4.1    Voordat de raad de klacht inhoudelijk kan beoordelen moet sprake zijn van een gegrond verzet. Een verzet is alleen gegrond als in redelijkheid moet worden betwijfeld of de beslissing van de voorzitter juist is. Twijfel kan bijvoorbeeld bestaan als de voorzitter een verkeerde maatstaf (toetsingsnorm) heeft toegepast of de beslissing heeft gebaseerd op onjuiste of onvolledige feiten. De door klager aangehaalde norm, dat slechts sprake kan zijn van kennelijk ongegronde klachten indien uit het klaagschrift zelf reeds aanstonds blijkt dat de klachten ongegrond zijn, is aldus onjuist. 
4.2    De raad is van oordeel dat de door klager aangevoerde verzetgronden niet slagen; de voorzitter heeft bij de beoordeling de juiste maatstaf toegepast en heeft rekening gehouden met alle relevante feiten en omstandigheden van het geval. Hij of zij heeft de klacht dus terecht en op juiste gronden kennelijk ongegrond bevonden. 

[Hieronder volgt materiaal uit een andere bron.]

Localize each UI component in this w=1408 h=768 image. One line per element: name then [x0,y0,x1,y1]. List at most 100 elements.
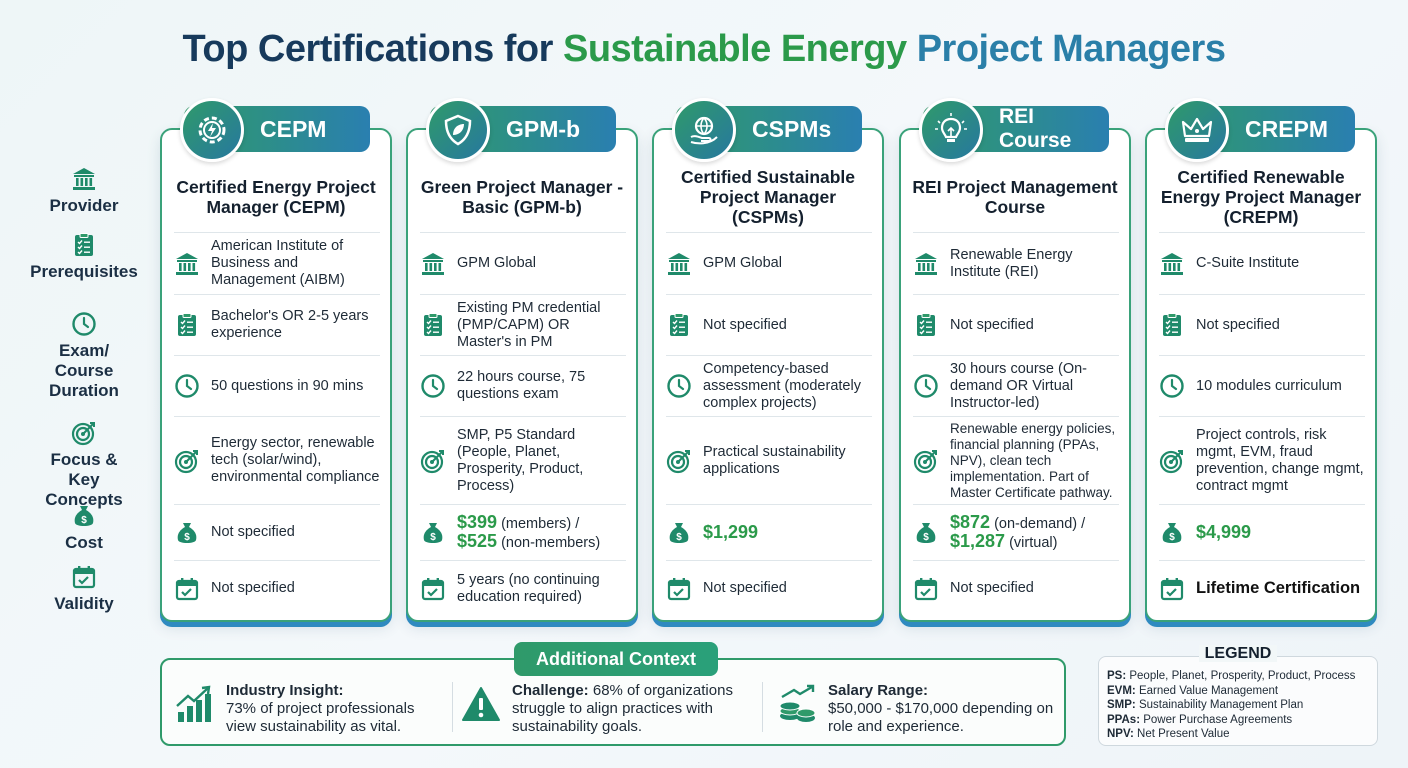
calendar-check-icon [71,564,97,590]
card-cspms[interactable]: CSPMs Certified Sustainable Project Mana… [652,98,884,622]
calendar-check-icon [666,576,692,602]
cost-cell: $1,299 [666,504,872,560]
clock-icon [1159,373,1185,399]
provider-cell: GPM Global [666,232,872,294]
card-badge: CREPM [1165,98,1355,162]
legend-item: NPV: Net Present Value [1107,728,1230,740]
card-rei-course[interactable]: REI Course REI Project Management Course… [899,98,1131,622]
challenge: Challenge: 68% of organizations struggle… [460,682,760,736]
validity-cell: Lifetime Certification [1159,560,1365,616]
calendar-check-icon [913,576,939,602]
money-bag-icon [1159,520,1185,546]
calendar-check-icon [1159,576,1185,602]
clock-icon [913,373,939,399]
clock-icon [420,373,446,399]
prerequisites-cell: Existing PM credential (PMP/CAPM) OR Mas… [420,294,626,355]
card-badge: CSPMs [672,98,862,162]
target-icon [666,448,692,474]
checklist-icon [71,232,97,258]
validity-cell: 5 years (no continuing education require… [420,560,626,616]
prerequisites-cell: Not specified [1159,294,1365,355]
money-bag-icon [71,503,97,529]
card-title: Certified Renewable Energy Project Manag… [1160,167,1362,227]
legend-item: PPAs: Power Purchase Agreements [1107,713,1293,726]
target-icon [420,448,446,474]
card-title: Green Project Manager - Basic (GPM-b) [420,177,624,217]
money-bag-icon [666,520,692,546]
target-icon [913,448,939,474]
provider-cell: GPM Global [420,232,626,294]
bar-chart-trend-icon [176,685,211,722]
provider-cell: Renewable Energy Institute (REI) [913,232,1119,294]
card-title: REI Project Management Course [912,177,1118,217]
divider [452,682,453,732]
clock-icon [174,373,200,399]
bank-icon [71,166,97,192]
bank-icon [666,251,692,277]
duration-cell: 22 hours course, 75 questions exam [420,355,626,416]
globe-hand-icon [672,98,736,162]
calendar-check-icon [420,576,446,602]
card-badge: REI Course [919,98,1109,162]
leaf-shield-icon [426,98,490,162]
cost-cell: Not specified [174,504,380,560]
checklist-icon [1159,312,1185,338]
salary-range: Salary Range: $50,000 - $170,000 dependin… [776,682,1066,736]
bank-icon [913,251,939,277]
money-bag-icon [174,520,200,546]
industry-insight: Industry Insight: 73% of project professi… [174,682,444,736]
target-icon [1159,448,1185,474]
money-bag-icon [420,520,446,546]
card-crepm[interactable]: CREPM Certified Renewable Energy Project… [1145,98,1377,622]
row-label-prerequisites: Prerequisites [28,232,140,282]
duration-cell: 30 hours course (On-demand OR Virtual In… [913,355,1119,416]
card-title: Certified Energy Project Manager (CEPM) [176,177,376,217]
validity-cell: Not specified [913,560,1119,616]
divider [762,682,763,732]
cost-cell: $872 (on-demand) / $1,287 (virtual) [913,504,1119,560]
card-cepm[interactable]: CEPM Certified Energy Project Manager (C… [160,98,392,622]
duration-cell: Competency-based assessment (moderately … [666,355,872,416]
focus-cell: SMP, P5 Standard (People, Planet, Prospe… [420,416,626,504]
legend-item: EVM: Earned Value Management [1107,684,1279,697]
row-label-cost: Cost [28,503,140,553]
provider-cell: American Institute of Business and Manag… [174,232,380,294]
card-title: Certified Sustainable Project Manager (C… [680,167,856,227]
row-label-provider: Provider [28,166,140,216]
cost-cell: $399 (members) / $525 (non-members) [420,504,626,560]
checklist-icon [420,312,446,338]
target-icon [71,420,97,446]
warning-icon [462,687,500,721]
crown-icon [1165,98,1229,162]
bank-icon [420,251,446,277]
page-title: Top Certifications for Sustainable Energ… [182,28,1226,70]
calendar-check-icon [174,576,200,602]
row-label-validity: Validity [28,564,140,614]
duration-cell: 10 modules curriculum [1159,355,1365,416]
prerequisites-cell: Bachelor's OR 2-5 years experience [174,294,380,355]
legend-item: SMP: Sustainability Management Plan [1107,699,1304,711]
duration-cell: 50 questions in 90 mins [174,355,380,416]
validity-cell: Not specified [174,560,380,616]
focus-cell: Project controls, risk mgmt, EVM, fraud … [1159,416,1365,504]
prerequisites-cell: Not specified [913,294,1119,355]
money-bag-icon [913,520,939,546]
focus-cell: Energy sector, renewable tech (solar/win… [174,416,380,504]
lightbulb-icon [919,98,983,162]
focus-cell: Practical sustainability applications [666,416,872,504]
focus-cell: Renewable energy policies, financial pla… [913,416,1119,504]
legend-item: PS: People, Planet, Prosperity, Product,… [1107,670,1356,682]
row-label-focus: Focus & Key Concepts [28,420,140,510]
additional-context-title: Additional Context [514,642,718,676]
clock-icon [71,311,97,337]
additional-context-panel: Additional Context Industry Insight: 73% … [160,642,1066,746]
clock-icon [666,373,692,399]
bank-icon [1159,251,1185,277]
row-label-duration: Exam/ Course Duration [28,311,140,401]
validity-cell: Not specified [666,560,872,616]
card-gpm-b[interactable]: GPM-b Green Project Manager - Basic (GPM… [406,98,638,622]
card-badge: CEPM [180,98,370,162]
coins-icon [779,684,816,722]
gear-bolt-icon [180,98,244,162]
cost-cell: $4,999 [1159,504,1365,560]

4.3    Omdat het verzet tegen de beslissing van de voorzitter ook verder geen nieuwe gezichtspunten oplevert, is er geen plaats voor nader onderzoek naar de klacht. De raad zal het verzet daarom ongegrond verklaren. 

BESLISSING
De raad van discipline verklaart het verzet ongegrond.

Aldus beslist door mr. H.P.H.I. Cleerdin, voorzitter, mrs. D. Horeman en S. van Andel, leden, bijgestaan door mr. F. de Wolf als griffier en uitgesproken ter openbare zitting van 21 maart 2022.